A kilogram of roast pork is the fifth-most affordable meat, at just over $13/kg, with ham a touch higher at around $16.50/kg.

But fish, lamb, and beef are all looking relatively unaffordable in comparison, with fresh fish the most expensive protein option, at just over $47/kg, with sirloin steak close behind at over $45/kg. Steak prices have increased 27%pa so far this year, with a 15%pa price rise for mince. Lamb chops and roasts prices have increased substantially too, up 25% and 43% respectively, to around $23 and $25 respectively per kilogram.

Christmas meal heads above $200 in 2025

Our now-regular analysis of Christmas costs makes for tough reading in 2025 – due to both cost inflation, and hunger fascination. Our unchanged Christmas menu options – with either a roast or a BBQ at the core – have increased by 12-18% in 2025 from last Christmas.

That increase equates to around $30-57 more for a Christmas meal overall.
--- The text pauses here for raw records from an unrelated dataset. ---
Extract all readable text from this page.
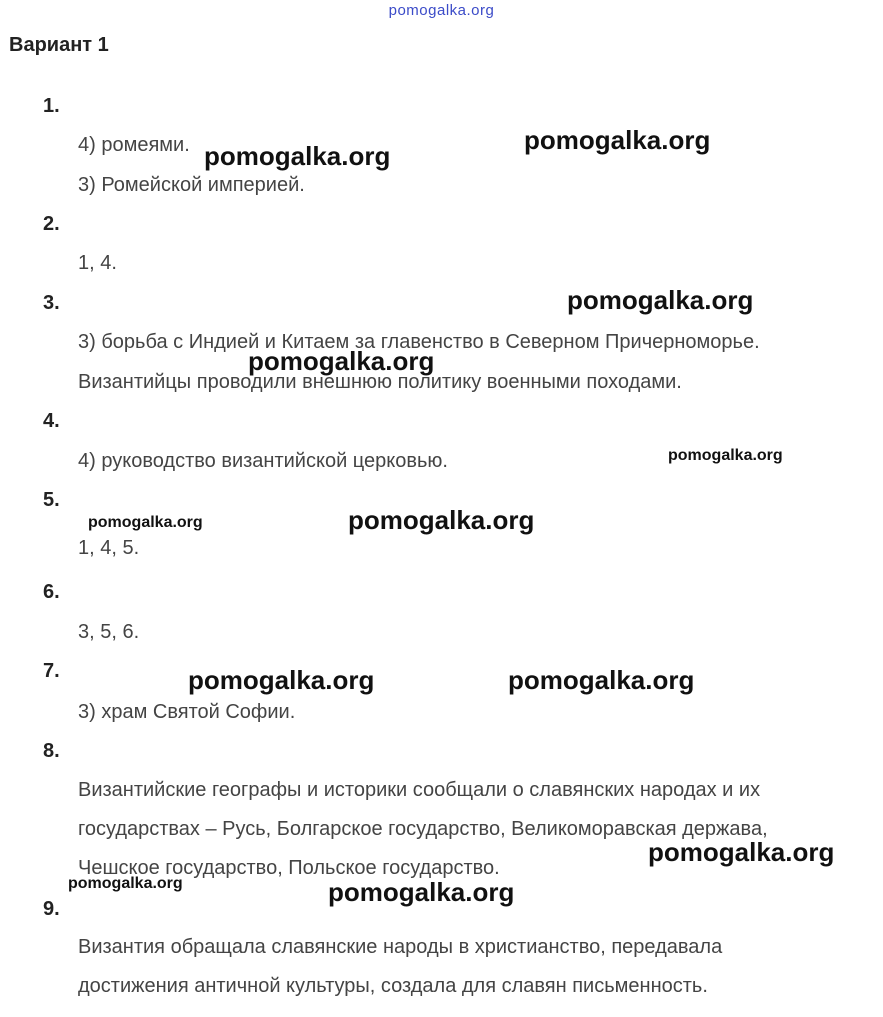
pomogalka.org
Вариант 1
1.
4) ромеями.
3) Ромейской империей.
2.
1, 4.
3.
3) борьба с Индией и Китаем за главенство в Северном Причерноморье.
Византийцы проводили внешнюю политику военными походами.
4.
4) руководство византийской церковью.
5.
1, 4, 5.
6.
3, 5, 6.
7.
3) храм Святой Софии.
8.
Византийские географы и историки сообщали о славянских народах и их
государствах – Русь, Болгарское государство, Великоморавская держава,
Чешское государство, Польское государство.
9.
Византия обращала славянские народы в христианство, передавала
достижения античной культуры, создала для славян письменность.
pomogalka.org
pomogalka.org
pomogalka.org
pomogalka.org
pomogalka.org
pomogalka.org	pomogalka.org
pomogalka.org	pomogalka.org
pomogalka.org
pomogalka.org	pomogalka.org
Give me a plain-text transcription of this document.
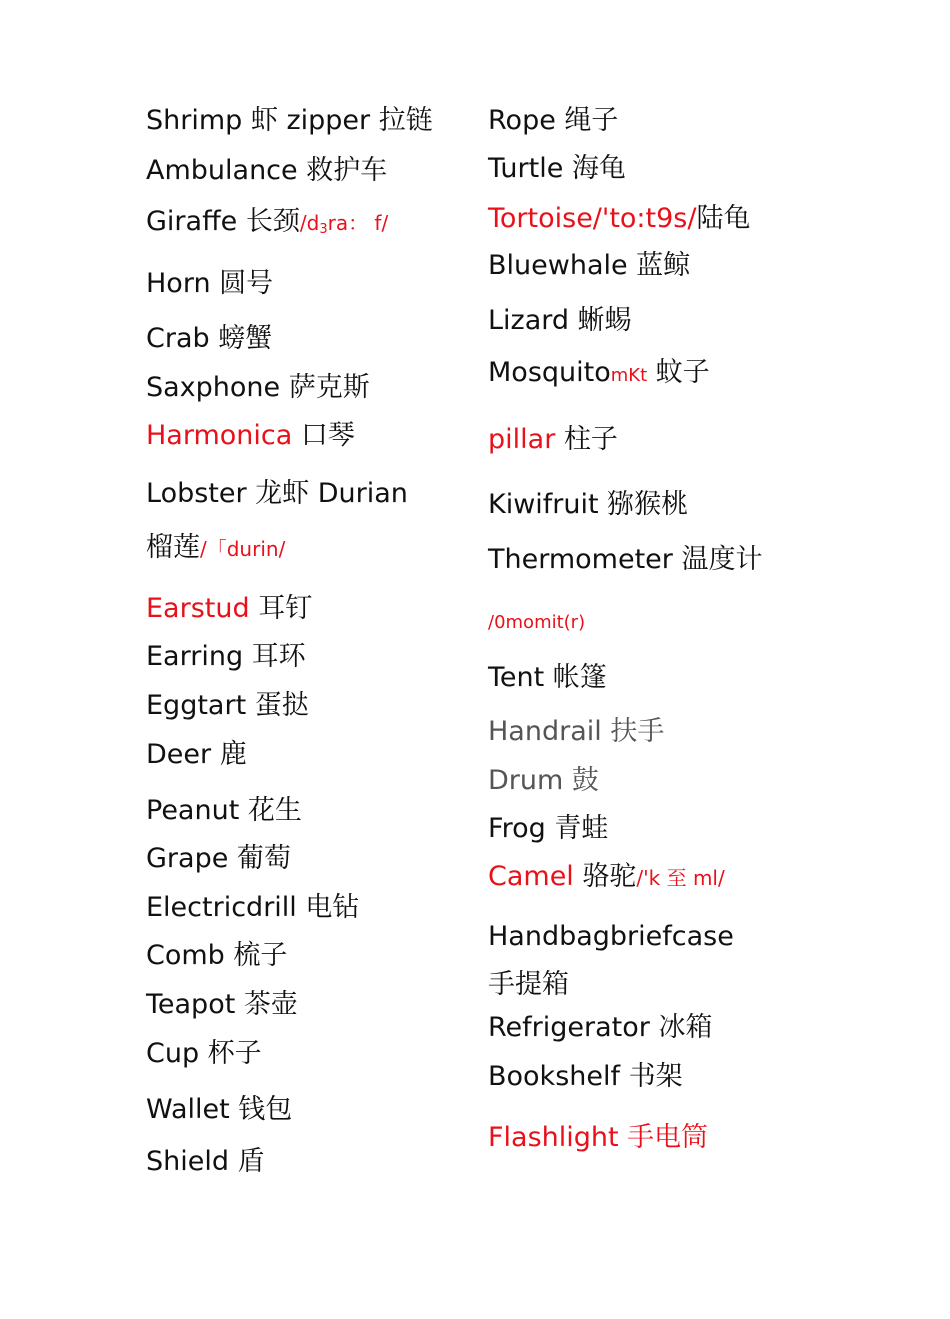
Shrimp 虾 zipper 拉链
Ambulance 救护车
Giraffe 长颈$/d_3ra$： f/
Horn 圆号
Crab 螃蟹
Saxphone 萨克斯
Harmonica 口琴
Lobster 龙虾 Durian
榴莲/「durin/
Earstud 耳钉
Earring 耳环
Eggtart 蛋挞
Deer 鹿
Peanut 花生
Grape 葡萄
Electricdrill 电钻
Comb 梳子
Teapot 茶壶
Cup 杯子
Wallet 钱包
Shield 盾
Rope 绳子
Turtle 海龟
Tortoise/'to:t9s/陆龟
Bluewhale 蓝鲸
Lizard 蜥蜴
MosquitomKt 蚊子
pillar 柱子
Kiwifruit 猕猴桃
Thermometer 温度计
/0momit(r)
Tent 帐篷
Handrail 扶手
Drum 鼓
Frog 青蛙
Camel 骆驼/'k 至 ml/
Handbagbriefcase
手提箱
Refrigerator 冰箱
Bookshelf 书架
Flashlight 手电筒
The BBQ meal option continues to cost the most overall, coming in at around $302 in 2025 for the main meal itself, and nearly $380 for the entire meal (including snacks and dessert).

The roast meal option has breached $200 for the main meal itself, up from $178 last year, with a total cost including snacks and dessert totalling around $275 in 2025.

Although higher meat prices have driven up the main meals, dessert costs aren’t too sweet either. Higher butter, cream, and egg prices have hit figgy pudding and pavlova costs – but it’s the fruit component that might be under review in 2025. Sultana prices for the figgy pudding have increased around 31% in 2025, and depending on what’s atop the pav, things have increased too, with kiwifruit prices up 44%pa, and strawberries up 14%pa.